L'intervento di Gesù nel Vangelo risolvendo una situazione penosa mira precisamente a far riprendere ai suoi discepoli la via della missione.

Egli infatti ripete in loro presenza il segno della pesca miracolosa che tre anni prima aveva convinto Pietro ad abbandonare casa, barca e familiari e a seguirlo per le strade della Palestina.

Può esercitare il ministero sacerdotale solo chi è chiamato dal Signore ed è preparato a questo scopo. Come abbiamo visto l'idoneità non si misura dalla capacità di fare miracoli o cose straordinarie, quanto dalla rettitudine della dottrina unita alla testimonianza della vita.

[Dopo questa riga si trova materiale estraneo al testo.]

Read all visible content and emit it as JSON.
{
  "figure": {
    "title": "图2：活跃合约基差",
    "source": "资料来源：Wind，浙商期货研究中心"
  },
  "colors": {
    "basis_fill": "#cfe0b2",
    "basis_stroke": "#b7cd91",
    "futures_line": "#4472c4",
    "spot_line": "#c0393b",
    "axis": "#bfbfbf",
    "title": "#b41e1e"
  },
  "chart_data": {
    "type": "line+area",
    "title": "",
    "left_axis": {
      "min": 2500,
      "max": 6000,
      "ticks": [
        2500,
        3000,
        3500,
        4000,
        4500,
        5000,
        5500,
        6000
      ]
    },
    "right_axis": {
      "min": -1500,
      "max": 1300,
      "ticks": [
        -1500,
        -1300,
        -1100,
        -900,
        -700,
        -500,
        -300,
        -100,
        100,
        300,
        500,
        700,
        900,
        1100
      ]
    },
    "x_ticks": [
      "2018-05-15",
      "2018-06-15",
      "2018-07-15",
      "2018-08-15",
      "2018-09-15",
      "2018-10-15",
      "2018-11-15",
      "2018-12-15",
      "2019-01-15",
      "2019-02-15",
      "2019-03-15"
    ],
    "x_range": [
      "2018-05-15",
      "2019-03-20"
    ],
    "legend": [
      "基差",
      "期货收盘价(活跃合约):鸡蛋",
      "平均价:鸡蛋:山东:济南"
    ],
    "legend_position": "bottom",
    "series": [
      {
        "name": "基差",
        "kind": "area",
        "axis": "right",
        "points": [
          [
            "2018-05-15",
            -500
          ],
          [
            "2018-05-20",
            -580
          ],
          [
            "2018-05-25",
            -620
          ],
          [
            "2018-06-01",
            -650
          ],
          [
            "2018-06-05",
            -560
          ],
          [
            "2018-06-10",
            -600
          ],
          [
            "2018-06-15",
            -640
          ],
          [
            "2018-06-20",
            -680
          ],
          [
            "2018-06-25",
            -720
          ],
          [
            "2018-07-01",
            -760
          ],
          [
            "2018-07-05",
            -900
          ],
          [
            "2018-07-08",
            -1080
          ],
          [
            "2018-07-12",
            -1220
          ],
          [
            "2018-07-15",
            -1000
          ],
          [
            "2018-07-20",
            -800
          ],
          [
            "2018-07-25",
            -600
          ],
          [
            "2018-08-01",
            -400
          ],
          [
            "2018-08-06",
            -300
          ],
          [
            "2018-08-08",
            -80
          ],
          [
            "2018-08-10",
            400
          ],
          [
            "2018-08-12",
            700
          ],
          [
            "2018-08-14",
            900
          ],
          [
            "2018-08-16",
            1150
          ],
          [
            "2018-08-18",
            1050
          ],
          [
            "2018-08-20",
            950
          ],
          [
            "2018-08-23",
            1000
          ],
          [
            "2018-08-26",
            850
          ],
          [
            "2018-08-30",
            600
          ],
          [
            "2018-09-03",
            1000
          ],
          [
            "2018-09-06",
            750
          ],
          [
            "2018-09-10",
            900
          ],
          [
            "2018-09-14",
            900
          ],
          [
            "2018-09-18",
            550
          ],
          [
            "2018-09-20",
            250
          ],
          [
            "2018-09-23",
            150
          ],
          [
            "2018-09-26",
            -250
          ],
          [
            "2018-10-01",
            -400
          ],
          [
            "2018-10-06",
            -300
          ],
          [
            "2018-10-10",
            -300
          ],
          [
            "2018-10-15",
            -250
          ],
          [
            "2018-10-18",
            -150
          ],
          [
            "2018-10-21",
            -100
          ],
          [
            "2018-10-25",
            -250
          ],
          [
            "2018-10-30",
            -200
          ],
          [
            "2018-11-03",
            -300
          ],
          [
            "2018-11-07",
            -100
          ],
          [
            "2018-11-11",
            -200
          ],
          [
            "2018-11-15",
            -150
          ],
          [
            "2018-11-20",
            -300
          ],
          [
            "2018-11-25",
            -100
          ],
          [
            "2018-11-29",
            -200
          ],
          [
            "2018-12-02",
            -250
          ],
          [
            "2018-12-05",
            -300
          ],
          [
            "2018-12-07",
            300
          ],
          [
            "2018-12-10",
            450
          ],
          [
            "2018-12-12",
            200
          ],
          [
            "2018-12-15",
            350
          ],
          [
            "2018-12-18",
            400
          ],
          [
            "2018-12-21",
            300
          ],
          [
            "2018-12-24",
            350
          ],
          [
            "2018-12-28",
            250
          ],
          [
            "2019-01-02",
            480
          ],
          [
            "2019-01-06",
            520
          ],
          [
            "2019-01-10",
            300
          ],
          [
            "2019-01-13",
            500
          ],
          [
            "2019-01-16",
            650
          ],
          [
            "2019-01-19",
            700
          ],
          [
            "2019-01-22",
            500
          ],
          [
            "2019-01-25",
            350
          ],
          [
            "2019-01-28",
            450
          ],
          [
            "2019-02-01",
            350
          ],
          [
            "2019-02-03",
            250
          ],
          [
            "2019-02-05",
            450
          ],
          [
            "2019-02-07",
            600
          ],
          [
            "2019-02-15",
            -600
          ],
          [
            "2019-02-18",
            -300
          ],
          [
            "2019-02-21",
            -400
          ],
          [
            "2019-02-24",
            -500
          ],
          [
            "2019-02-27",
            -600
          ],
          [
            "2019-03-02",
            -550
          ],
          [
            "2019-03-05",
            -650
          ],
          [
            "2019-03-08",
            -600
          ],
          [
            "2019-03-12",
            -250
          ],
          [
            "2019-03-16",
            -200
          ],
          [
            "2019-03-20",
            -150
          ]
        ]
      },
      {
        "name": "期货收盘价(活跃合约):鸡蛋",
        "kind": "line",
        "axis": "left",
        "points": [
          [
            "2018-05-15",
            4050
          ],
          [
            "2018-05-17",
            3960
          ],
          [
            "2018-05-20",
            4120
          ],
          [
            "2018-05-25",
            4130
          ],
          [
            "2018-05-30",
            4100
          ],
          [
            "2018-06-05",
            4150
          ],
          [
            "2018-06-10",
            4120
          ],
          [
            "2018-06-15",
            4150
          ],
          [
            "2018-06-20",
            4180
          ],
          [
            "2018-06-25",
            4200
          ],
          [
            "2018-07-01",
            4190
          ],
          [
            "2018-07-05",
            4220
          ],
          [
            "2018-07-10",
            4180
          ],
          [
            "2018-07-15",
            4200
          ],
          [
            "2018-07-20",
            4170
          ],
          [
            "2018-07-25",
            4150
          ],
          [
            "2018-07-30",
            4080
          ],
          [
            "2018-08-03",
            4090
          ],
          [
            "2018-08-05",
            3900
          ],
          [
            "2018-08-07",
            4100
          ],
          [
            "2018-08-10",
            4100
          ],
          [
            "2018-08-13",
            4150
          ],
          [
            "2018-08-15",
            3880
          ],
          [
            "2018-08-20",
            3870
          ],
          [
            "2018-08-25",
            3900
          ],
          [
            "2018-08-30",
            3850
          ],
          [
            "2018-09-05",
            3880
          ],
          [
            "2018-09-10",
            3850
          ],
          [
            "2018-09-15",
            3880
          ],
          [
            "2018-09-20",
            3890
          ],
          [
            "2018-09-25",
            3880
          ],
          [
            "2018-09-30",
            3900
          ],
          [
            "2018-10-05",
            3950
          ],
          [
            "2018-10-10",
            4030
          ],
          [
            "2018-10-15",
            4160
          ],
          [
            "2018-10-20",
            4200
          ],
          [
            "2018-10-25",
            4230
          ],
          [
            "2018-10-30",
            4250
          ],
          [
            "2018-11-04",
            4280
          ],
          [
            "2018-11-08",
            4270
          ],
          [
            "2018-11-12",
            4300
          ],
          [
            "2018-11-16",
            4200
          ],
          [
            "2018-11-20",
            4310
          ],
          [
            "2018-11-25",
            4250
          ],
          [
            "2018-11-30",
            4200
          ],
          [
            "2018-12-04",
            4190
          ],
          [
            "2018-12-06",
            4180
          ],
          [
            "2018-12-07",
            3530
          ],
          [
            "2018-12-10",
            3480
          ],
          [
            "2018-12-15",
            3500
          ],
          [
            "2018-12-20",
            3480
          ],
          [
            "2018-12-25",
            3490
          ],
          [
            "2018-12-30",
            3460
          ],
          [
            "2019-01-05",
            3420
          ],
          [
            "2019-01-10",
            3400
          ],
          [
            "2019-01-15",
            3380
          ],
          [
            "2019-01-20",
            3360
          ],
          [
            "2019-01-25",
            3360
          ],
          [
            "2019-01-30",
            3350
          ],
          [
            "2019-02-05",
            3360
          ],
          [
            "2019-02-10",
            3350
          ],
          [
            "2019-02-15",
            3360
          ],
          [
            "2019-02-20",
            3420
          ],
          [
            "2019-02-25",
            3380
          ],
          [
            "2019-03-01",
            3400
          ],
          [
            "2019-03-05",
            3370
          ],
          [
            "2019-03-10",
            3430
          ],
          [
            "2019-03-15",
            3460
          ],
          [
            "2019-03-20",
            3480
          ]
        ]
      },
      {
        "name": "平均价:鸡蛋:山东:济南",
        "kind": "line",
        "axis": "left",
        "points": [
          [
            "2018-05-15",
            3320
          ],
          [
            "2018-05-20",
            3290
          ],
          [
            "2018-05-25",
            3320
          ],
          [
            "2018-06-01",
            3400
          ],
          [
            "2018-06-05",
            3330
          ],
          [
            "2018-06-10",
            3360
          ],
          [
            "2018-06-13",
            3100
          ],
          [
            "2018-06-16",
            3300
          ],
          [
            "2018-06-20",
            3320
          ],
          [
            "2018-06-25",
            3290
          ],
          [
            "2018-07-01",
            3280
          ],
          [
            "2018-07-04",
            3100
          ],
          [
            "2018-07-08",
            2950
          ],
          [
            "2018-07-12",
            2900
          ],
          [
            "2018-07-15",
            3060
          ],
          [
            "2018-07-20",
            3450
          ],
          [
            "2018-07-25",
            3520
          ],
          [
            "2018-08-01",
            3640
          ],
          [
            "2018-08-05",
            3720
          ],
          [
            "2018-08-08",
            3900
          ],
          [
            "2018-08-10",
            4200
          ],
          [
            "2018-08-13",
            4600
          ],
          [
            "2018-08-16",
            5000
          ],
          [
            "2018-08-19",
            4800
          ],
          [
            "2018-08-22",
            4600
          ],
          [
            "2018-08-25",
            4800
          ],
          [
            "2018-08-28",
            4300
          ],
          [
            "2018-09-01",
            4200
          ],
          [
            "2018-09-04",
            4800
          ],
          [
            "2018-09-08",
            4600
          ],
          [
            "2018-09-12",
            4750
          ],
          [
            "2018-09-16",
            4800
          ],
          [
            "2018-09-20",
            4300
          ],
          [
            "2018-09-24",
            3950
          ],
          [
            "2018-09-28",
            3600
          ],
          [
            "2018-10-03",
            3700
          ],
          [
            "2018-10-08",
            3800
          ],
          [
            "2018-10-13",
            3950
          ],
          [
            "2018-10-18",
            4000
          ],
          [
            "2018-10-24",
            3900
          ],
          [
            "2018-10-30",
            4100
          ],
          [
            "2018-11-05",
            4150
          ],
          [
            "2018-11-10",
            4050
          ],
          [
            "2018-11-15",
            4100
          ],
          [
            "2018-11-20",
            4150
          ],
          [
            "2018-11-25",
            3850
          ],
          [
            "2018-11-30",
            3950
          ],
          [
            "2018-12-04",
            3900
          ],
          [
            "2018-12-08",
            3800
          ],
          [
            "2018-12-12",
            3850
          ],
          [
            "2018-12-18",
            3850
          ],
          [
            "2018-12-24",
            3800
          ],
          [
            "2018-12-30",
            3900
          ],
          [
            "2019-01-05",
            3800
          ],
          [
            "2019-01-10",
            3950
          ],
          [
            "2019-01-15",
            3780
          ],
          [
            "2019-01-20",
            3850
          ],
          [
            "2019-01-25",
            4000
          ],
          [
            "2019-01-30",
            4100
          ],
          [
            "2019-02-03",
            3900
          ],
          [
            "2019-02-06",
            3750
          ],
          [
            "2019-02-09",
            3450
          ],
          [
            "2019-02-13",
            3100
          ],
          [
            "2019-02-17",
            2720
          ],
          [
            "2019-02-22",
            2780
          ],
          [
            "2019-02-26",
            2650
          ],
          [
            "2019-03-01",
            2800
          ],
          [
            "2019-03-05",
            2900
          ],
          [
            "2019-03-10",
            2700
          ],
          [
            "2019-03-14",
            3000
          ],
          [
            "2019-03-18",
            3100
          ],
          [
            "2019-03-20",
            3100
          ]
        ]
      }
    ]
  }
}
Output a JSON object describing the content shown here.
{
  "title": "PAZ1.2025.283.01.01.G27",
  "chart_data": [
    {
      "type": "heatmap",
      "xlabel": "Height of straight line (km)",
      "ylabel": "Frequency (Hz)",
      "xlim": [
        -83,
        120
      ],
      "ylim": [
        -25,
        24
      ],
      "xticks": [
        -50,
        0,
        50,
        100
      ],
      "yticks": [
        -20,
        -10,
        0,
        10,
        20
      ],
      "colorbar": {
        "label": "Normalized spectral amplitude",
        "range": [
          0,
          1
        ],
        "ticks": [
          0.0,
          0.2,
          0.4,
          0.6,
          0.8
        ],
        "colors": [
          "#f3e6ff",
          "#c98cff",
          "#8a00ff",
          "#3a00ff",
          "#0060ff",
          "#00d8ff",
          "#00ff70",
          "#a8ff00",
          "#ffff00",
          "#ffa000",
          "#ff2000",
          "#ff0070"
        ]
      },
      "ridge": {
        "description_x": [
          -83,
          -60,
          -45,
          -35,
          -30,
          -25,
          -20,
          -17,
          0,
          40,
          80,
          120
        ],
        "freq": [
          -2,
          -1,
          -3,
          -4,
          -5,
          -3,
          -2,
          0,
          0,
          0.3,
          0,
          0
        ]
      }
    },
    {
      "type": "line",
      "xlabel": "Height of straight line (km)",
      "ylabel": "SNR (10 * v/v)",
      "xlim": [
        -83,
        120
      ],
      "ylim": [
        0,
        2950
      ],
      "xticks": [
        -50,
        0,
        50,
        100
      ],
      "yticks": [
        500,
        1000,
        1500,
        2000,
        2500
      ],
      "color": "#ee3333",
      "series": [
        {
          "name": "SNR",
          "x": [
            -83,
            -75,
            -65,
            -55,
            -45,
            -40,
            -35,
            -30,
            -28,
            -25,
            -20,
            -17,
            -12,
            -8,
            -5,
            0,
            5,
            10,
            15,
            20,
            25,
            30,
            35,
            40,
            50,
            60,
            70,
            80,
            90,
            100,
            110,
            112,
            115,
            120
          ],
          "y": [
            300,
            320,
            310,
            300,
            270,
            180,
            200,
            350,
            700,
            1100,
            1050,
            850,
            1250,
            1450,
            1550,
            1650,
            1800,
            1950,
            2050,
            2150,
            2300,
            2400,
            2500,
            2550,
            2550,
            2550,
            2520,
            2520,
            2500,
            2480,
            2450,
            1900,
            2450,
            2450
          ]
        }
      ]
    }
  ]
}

Chi è chiamato non può rifiutare a cuor leggero la missione che il Signore gli affida. Scrive ancora san Gregorio Magno: "Vi sono alcuni che ricevono grandi doni di virtù e spiccano per eccelse qualità: costoro se rifiutano le grandi responsabilità nel ministero anche quando vi sono chiamati, finiscono spesso con trovarsi privi dei doni che hanno ricevuto non solo per sé ma anche per altri."

E ancora: "Con quale animo chi potrebbe brillare nel bene al prossimo può preferire la propria quiete al vantaggio altrui, se l'Unigenito stesso del Sommo Padre venne in mezzo all'umanità per la salvezza universale?"

Questi due ultimi richiami valgono non solo per i chiamati ad una vocazione di speciale consacrazione, ma anche per ciascun cristiano. Chi si disinteressa ai doveri del bene comune rischia di perdere anche i meriti di una vita onesta nel caso che la rettitudine non sia sostenuta dalla solidarietà e coloro che dicono di sottrarsi agli impegni per umiltà hanno davvero questa virtù quando non oppongono resistenza alle esigenze della carità fraterna e alla volontà di Dio che li sprona.

Per tutti esiste un posto di responsabilità nella Chiesa o almeno nessuno deve sentirsi escluso da portare il suo contributo alla vita comune.

La rete piena di centociquantatré grossi pesci del Vangelo di oggi possiamo intenderla come immagine alla Chiesa. Essa non si lacera al suo interno nonostante l'apporto di tanti caratteri diversi, anzi è fatta apposta per raccoglierli nell'unità, chiaramente finché si rimane dentro i confini dettati dal Vangelo e nello spirito di servizio che esso insegna.